Tuesday, February 3rd, 2009 | Employment
Every day or two we are informed of yet another wave of retrenchments.
In many instances layoffs are done indiscriminately. For example, when a company closes down, everyone in the organization is without a job. However, sometimes arbitrary rules are applied to determine who will be retrenched, such as the LIFO principle – the last ones in will be the first to be out. Some companies may also use a downsizing situation as an opportunity to move closer to their employment equity targets.
In the current economic climate nobody has absolute job security. Even people employed by the state, or contracted to state-run projects, could be affected when cut-backs are considered.
Layoffs are sad for the victims and their families, but may present a good opening for an organization to get rid of its dead wood.
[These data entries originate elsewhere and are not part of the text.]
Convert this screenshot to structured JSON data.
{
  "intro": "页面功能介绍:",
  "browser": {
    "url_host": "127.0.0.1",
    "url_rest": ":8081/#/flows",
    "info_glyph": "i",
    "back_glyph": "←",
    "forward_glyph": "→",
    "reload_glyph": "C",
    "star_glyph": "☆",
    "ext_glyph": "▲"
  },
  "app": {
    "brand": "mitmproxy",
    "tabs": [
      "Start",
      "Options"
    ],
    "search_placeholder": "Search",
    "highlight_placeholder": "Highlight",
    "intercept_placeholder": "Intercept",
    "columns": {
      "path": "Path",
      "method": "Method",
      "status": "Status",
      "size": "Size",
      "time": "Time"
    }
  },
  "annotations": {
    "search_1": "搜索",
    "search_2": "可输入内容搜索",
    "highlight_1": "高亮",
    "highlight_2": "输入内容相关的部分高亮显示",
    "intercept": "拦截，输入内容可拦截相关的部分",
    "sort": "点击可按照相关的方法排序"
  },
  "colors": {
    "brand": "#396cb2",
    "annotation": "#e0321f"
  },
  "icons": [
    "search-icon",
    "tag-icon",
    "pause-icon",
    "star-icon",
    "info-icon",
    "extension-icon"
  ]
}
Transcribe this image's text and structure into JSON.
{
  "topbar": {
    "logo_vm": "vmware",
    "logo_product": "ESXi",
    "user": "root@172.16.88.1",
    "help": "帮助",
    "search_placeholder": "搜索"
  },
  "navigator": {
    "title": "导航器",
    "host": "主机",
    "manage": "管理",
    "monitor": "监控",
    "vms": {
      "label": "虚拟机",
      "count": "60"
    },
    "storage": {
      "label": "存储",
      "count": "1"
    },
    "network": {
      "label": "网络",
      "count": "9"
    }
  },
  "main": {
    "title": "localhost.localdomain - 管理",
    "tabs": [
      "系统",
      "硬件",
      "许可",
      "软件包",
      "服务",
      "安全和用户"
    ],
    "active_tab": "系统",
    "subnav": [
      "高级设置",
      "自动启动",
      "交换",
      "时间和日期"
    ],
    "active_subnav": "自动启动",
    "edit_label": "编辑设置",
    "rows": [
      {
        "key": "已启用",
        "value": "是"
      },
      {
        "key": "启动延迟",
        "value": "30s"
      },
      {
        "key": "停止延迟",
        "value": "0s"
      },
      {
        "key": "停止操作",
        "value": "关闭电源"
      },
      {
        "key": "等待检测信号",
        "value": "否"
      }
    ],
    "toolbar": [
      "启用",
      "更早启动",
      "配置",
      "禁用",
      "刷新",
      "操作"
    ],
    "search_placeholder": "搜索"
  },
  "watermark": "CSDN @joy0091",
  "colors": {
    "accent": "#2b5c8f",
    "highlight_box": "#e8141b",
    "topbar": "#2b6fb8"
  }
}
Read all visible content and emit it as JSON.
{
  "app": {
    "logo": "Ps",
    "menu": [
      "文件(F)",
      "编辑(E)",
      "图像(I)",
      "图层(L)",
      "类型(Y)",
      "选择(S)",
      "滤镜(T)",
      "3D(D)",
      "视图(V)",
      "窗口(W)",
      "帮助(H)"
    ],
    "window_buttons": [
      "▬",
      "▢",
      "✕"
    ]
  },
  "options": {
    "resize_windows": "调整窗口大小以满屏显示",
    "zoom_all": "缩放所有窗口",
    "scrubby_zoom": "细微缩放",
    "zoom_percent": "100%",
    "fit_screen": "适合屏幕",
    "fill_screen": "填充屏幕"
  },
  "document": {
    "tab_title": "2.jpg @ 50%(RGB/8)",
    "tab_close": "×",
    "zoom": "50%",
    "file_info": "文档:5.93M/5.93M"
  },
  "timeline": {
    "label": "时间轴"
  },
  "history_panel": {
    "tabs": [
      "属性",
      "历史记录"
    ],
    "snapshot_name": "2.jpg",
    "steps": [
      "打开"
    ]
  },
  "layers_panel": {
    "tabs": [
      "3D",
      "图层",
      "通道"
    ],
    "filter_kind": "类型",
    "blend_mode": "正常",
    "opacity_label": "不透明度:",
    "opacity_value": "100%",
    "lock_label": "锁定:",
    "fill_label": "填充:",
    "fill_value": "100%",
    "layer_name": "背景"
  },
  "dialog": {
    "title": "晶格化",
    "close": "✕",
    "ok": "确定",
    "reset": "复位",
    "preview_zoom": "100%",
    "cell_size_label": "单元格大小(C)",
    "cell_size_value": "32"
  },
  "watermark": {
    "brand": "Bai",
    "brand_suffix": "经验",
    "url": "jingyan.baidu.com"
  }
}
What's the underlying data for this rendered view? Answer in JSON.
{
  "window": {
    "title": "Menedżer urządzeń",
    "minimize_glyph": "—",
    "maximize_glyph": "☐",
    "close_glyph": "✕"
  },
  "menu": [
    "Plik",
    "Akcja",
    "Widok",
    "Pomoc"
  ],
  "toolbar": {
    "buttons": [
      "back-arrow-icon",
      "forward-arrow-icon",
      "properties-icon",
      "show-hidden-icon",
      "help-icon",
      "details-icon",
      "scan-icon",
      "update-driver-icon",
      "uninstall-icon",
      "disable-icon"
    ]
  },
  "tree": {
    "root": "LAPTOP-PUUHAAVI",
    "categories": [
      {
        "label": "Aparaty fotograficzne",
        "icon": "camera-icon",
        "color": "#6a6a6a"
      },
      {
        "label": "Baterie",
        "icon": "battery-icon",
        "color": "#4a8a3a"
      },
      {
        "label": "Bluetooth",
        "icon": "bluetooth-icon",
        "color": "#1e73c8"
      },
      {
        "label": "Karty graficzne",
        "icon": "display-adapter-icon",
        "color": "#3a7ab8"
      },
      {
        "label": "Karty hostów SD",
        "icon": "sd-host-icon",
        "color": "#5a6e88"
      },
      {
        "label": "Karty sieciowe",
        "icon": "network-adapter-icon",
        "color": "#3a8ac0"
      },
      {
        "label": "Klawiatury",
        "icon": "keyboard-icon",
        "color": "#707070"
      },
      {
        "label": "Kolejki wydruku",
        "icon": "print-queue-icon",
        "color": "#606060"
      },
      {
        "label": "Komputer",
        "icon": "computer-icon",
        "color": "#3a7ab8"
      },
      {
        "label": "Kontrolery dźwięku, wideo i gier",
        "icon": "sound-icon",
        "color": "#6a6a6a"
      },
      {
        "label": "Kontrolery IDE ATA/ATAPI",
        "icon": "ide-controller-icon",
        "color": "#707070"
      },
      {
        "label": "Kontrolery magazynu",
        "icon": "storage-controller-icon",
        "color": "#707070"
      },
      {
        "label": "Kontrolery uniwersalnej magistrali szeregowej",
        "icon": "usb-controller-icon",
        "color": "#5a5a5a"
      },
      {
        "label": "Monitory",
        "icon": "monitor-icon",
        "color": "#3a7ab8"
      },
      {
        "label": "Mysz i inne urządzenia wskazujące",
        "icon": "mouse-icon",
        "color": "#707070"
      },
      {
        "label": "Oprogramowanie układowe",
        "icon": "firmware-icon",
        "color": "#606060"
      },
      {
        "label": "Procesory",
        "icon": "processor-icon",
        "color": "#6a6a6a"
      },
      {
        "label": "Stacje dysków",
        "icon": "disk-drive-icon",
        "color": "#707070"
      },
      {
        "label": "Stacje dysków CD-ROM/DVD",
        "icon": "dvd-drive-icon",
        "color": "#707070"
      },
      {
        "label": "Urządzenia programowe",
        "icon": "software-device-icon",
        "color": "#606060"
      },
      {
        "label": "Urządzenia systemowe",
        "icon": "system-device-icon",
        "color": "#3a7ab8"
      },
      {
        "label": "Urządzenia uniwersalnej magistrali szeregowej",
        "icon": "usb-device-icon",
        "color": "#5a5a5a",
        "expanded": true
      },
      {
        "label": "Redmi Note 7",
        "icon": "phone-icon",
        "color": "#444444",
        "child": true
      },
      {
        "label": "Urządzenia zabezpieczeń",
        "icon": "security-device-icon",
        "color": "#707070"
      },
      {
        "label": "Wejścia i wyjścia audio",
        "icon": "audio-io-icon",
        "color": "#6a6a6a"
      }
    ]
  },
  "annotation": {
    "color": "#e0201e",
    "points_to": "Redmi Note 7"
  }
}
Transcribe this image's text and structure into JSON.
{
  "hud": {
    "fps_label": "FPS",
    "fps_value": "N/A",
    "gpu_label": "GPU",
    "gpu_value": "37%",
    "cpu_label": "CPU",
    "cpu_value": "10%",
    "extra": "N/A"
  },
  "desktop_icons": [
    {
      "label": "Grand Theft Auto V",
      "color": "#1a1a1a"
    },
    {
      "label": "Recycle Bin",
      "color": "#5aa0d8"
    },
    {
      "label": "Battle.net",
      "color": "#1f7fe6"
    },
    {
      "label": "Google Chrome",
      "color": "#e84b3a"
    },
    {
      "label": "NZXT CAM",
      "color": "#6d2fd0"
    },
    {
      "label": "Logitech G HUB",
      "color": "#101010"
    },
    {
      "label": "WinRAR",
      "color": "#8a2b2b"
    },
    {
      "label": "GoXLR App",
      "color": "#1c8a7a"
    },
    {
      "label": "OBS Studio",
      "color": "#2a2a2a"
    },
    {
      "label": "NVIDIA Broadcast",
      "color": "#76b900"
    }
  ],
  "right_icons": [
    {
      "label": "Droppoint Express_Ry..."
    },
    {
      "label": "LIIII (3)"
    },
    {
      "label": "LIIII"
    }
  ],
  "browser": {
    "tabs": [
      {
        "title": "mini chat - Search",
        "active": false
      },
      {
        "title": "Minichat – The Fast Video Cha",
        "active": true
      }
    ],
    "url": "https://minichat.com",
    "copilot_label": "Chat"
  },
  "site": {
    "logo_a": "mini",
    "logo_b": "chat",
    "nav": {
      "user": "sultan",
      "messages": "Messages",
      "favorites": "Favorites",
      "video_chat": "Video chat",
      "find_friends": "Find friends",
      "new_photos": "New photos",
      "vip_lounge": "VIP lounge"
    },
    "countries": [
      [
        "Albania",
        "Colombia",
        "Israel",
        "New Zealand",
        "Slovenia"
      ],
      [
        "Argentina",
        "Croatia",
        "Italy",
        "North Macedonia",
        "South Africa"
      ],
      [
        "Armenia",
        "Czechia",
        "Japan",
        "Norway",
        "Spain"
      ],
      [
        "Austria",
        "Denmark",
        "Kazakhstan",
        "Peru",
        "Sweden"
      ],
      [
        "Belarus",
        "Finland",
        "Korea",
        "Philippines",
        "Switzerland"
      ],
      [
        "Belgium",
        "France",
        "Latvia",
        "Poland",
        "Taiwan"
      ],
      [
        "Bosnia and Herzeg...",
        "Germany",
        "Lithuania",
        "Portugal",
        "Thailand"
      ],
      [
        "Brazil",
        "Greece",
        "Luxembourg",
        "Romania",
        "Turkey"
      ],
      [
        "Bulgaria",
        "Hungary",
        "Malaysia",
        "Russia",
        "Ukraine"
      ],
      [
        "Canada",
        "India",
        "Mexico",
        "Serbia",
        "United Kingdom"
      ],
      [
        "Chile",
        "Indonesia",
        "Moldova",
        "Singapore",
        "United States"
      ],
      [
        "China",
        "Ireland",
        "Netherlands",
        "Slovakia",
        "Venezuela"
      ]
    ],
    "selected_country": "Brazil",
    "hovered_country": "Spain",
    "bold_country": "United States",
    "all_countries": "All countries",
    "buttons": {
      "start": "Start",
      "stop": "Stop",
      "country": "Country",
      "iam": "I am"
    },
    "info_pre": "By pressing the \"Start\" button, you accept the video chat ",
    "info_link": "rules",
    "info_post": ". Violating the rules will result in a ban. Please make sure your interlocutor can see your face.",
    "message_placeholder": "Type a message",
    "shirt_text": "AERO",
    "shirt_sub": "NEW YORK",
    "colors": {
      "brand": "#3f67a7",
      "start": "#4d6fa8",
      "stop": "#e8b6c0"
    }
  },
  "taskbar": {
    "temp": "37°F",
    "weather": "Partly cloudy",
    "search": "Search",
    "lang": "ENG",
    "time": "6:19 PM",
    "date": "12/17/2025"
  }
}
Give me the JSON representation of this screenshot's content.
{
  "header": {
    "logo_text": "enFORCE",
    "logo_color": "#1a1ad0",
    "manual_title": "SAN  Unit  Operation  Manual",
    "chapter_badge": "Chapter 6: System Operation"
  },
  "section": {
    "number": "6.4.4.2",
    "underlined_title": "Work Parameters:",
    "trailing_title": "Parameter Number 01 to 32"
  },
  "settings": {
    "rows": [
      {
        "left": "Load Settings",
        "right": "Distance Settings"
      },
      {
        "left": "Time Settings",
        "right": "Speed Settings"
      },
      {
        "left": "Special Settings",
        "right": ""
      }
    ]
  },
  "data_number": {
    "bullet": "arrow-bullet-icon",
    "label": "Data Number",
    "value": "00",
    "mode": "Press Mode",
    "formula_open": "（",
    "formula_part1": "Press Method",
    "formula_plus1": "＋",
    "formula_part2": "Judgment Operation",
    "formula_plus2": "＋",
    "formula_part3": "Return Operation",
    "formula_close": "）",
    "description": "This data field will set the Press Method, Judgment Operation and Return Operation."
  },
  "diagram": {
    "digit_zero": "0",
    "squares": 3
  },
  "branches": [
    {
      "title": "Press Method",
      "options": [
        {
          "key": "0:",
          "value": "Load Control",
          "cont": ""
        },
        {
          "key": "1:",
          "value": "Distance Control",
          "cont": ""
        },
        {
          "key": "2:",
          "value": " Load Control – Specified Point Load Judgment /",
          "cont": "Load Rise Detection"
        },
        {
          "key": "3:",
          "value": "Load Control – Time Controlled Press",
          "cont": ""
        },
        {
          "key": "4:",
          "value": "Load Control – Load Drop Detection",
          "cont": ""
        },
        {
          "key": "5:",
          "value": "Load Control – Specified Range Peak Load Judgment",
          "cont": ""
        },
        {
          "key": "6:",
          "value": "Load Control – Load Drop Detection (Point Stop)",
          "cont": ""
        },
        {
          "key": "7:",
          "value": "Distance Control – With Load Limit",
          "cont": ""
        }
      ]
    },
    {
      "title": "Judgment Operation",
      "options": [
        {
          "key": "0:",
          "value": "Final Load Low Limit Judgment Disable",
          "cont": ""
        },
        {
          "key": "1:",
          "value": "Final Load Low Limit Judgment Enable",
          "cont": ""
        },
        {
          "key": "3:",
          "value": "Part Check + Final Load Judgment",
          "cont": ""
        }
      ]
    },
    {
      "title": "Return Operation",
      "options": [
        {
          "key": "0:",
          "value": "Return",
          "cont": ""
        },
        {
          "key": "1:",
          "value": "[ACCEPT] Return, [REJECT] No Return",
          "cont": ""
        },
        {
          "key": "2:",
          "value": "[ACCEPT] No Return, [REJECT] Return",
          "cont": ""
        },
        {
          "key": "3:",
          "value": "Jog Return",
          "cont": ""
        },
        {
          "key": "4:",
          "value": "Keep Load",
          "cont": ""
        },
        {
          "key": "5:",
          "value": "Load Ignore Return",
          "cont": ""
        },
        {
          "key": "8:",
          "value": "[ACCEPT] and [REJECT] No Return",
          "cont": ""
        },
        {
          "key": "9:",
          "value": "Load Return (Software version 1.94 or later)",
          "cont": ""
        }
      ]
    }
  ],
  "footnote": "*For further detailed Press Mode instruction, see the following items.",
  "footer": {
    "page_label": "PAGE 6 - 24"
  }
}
Dead wood is defined as “people in a group or organization who are not useful any more and who need to be removed”. During an economic squeeze, organizations can no longer afford to carry dead wood, even if it was tolerated during more prosperous times. If staff members have to go, it makes sense to let go of the useless ones and retain the useful ones.
Successful organizations will allow the get-rid-of-the-dead-wood rule to guide their downsizing strategies, rather than directives such as LIFO and EE.
Employees who treasure their jobs want to ensure that they are not regarded as dead wood – they must go out of their way to prove that they are valued fruit-bearing branches of their trees. This may just save them from the pruning knife of the retrencher.